To find out how much battery is remaining, you can press and hold the space bar for a few seconds. In addition to displaying the battery capacity, a long press of the space bar will also show you the last time the Traveler successfully synced your drafts. Note that sync information is also available in your online account, but battery information is not. To charge the battery, you connect the included USB Type-C charging cable to the port on the left side of the Traveler.
For people who plan to use the Traveler as their main writing device, many other settings and secondary features are theirs to explore. You can set up a password to lock your device and protect your drafts in case of device loss or theft. To remove a draft from the Traveler, you can either permanently delete it or archive it. The latter makes it only accessible in the Archives section of your online account.
Changing the keyboard layout is also an option. First, you have to add the one you want in your online account. After that, all of the available layouts will appear on the device, showing up once you hold one of the New keys and press Shift to toggle through them.
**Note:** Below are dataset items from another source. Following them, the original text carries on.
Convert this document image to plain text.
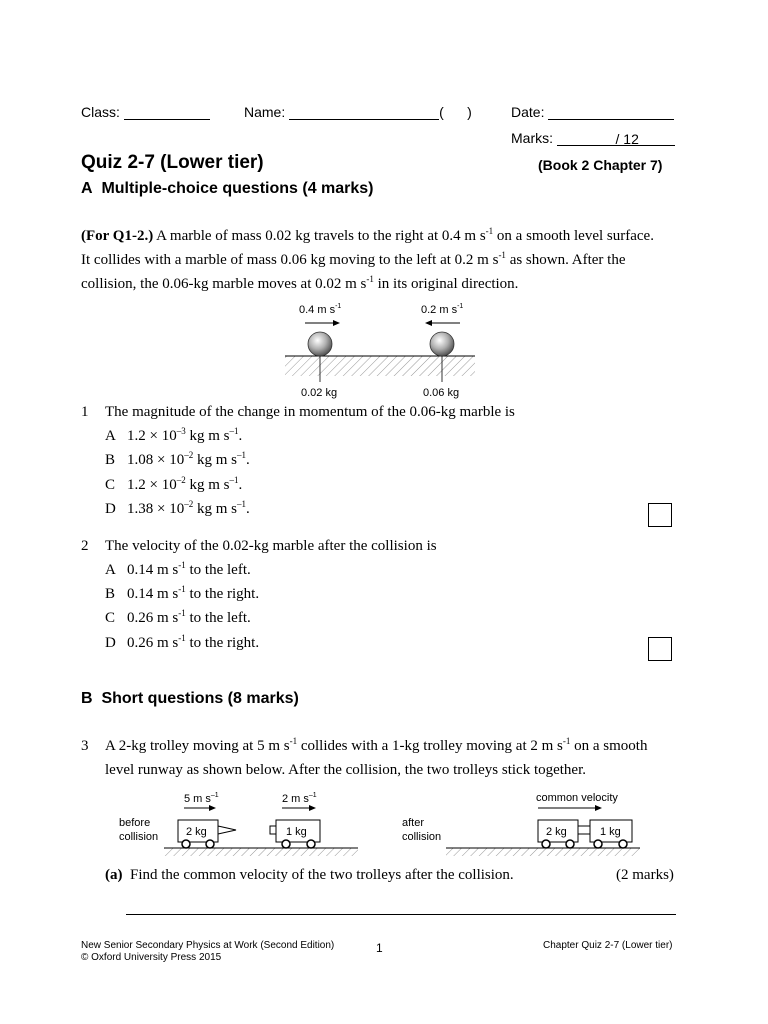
Class:	Name:	(      )	Date:
Marks:	/ 12
Quiz 2-7 (Lower tier)	(Book 2 Chapter 7)
A Multiple-choice questions (4 marks)
(For Q1-2.) A marble of mass 0.02 kg travels to the right at 0.4 m $s^{-1}$ on a smooth level surface.
It collides with a marble of mass 0.06 kg moving to the left at 0.2 m $s^{-1}$ as shown. After the
collision, the 0.06-kg marble moves at 0.02 m $s^{-1}$ in its original direction.
0.4 m $s^{-1}$	0.2 m $s^{-1}$
0.02 kg	0.06 kg
1 The magnitude of the change in momentum of the 0.06-kg marble is
A $1.2 \times 10^{-3}$ kg m $s^{-1}$.
B $1.08 \times 10^{-2}$ kg m $s^{-1}$.
C $1.2 \times 10^{-2}$ kg m $s^{-1}$.
D $1.38 \times 10^{-2}$ kg m $s^{-1}$.
2 The velocity of the 0.02-kg marble after the collision is
A 0.14 m $s^{-1}$ to the left.
B 0.14 m $s^{-1}$ to the right.
C 0.26 m $s^{-1}$ to the left.
D 0.26 m $s^{-1}$ to the right.
B Short questions (8 marks)
3 A 2-kg trolley moving at 5 m $s^{-1}$ collides with a 1-kg trolley moving at 2 m $s^{-1}$ on a smooth
level runway as shown below. After the collision, the two trolleys stick together.
5 m $s^{-1}$	2 m $s^{-1}$
before
collision	2 kg	1 kg
after
collision
common velocity
2 kg	1 kg
(a) Find the common velocity of the two trolleys after the collision.	(2 marks)
New Senior Secondary Physics at Work (Second Edition)
© Oxford University Press 2015
1	Chapter Quiz 2-7 (Lower tier)
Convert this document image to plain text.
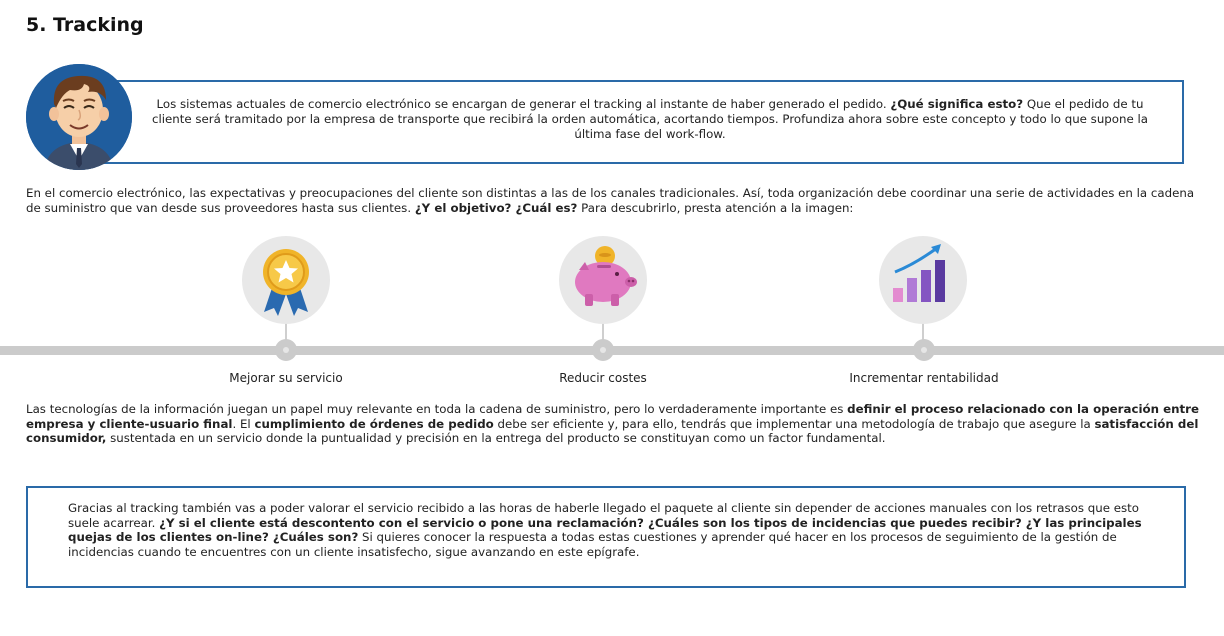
5. Tracking

Los sistemas actuales de comercio electrónico se encargan de generar el tracking al instante de haber generado el pedido. ¿Qué significa esto? Que el pedido de tu cliente será tramitado por la empresa de transporte que recibirá la orden automática, acortando tiempos. Profundiza ahora sobre este concepto y todo lo que supone la última fase del work-flow.

En el comercio electrónico, las expectativas y preocupaciones del cliente son distintas a las de los canales tradicionales. Así, toda organización debe coordinar una serie de actividades en la cadena de suministro que van desde sus proveedores hasta sus clientes. ¿Y el objetivo? ¿Cuál es? Para descubrirlo, presta atención a la imagen:

Mejorar su servicio	Reducir costes	Incrementar rentabilidad

Las tecnologías de la información juegan un papel muy relevante en toda la cadena de suministro, pero lo verdaderamente importante es definir el proceso relacionado con la operación entre empresa y cliente-usuario final. El cumplimiento de órdenes de pedido debe ser eficiente y, para ello, tendrás que implementar una metodología de trabajo que asegure la satisfacción del consumidor, sustentada en un servicio donde la puntualidad y precisión en la entrega del producto se constituyan como un factor fundamental.

Gracias al tracking también vas a poder valorar el servicio recibido a las horas de haberle llegado el paquete al cliente sin depender de acciones manuales con los retrasos que esto suele acarrear. ¿Y si el cliente está descontento con el servicio o pone una reclamación? ¿Cuáles son los tipos de incidencias que puedes recibir? ¿Y las principales quejas de los clientes on-line? ¿Cuáles son? Si quieres conocer la respuesta a todas estas cuestiones y aprender qué hacer en los procesos de seguimiento de la gestión de incidencias cuando te encuentres con un cliente insatisfecho, sigue avanzando en este epígrafe.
The Traveler supports multiple foreign-language layouts, as well as Dvorak and regular QWERTY English layouts.
Ultimate Writing Tool, or Gimmick?
Even if it were not expensive, the Traveler has limited appeal. Many professional writers must write for hours each day without the luxury of eliminating distractions, since they need to be able to do research and respond to colleagues. The Traveler concept of focusing exclusively on words doesn’t really work for folks like that.
It works best for people who can segment their writing time, perhaps those who set aside a block of time each day to try to induce creativity and let the words flow. But even if you’re able to do this, $429 is a lot of money to spend on a device with such a singular purpose. And since many people are currently subject to pandemic-related isolation, the portability of the Traveler isn’t as appealing as it otherwise would be. A cheaper DIY approach would be to disable the networking components on an old PC or Mac desktop or laptop, set it up in your basement, and save your work to a thumb drive.
One thing is clear. The Traveler is certainly an improvement upon the typewriter as a distraction-free writing tool: no ink ribbons to buy, almost no noise, and no need to scan in hundreds of leaves once you’re done writing. And the lack of online distractions is certainly true as advertised. If all of this helps you write better, and writing is your livelihood, the $429 Traveler could be a smart investment. Otherwise, for that $400, you can get a decent budget laptop that you can selectively disable yourself as needed.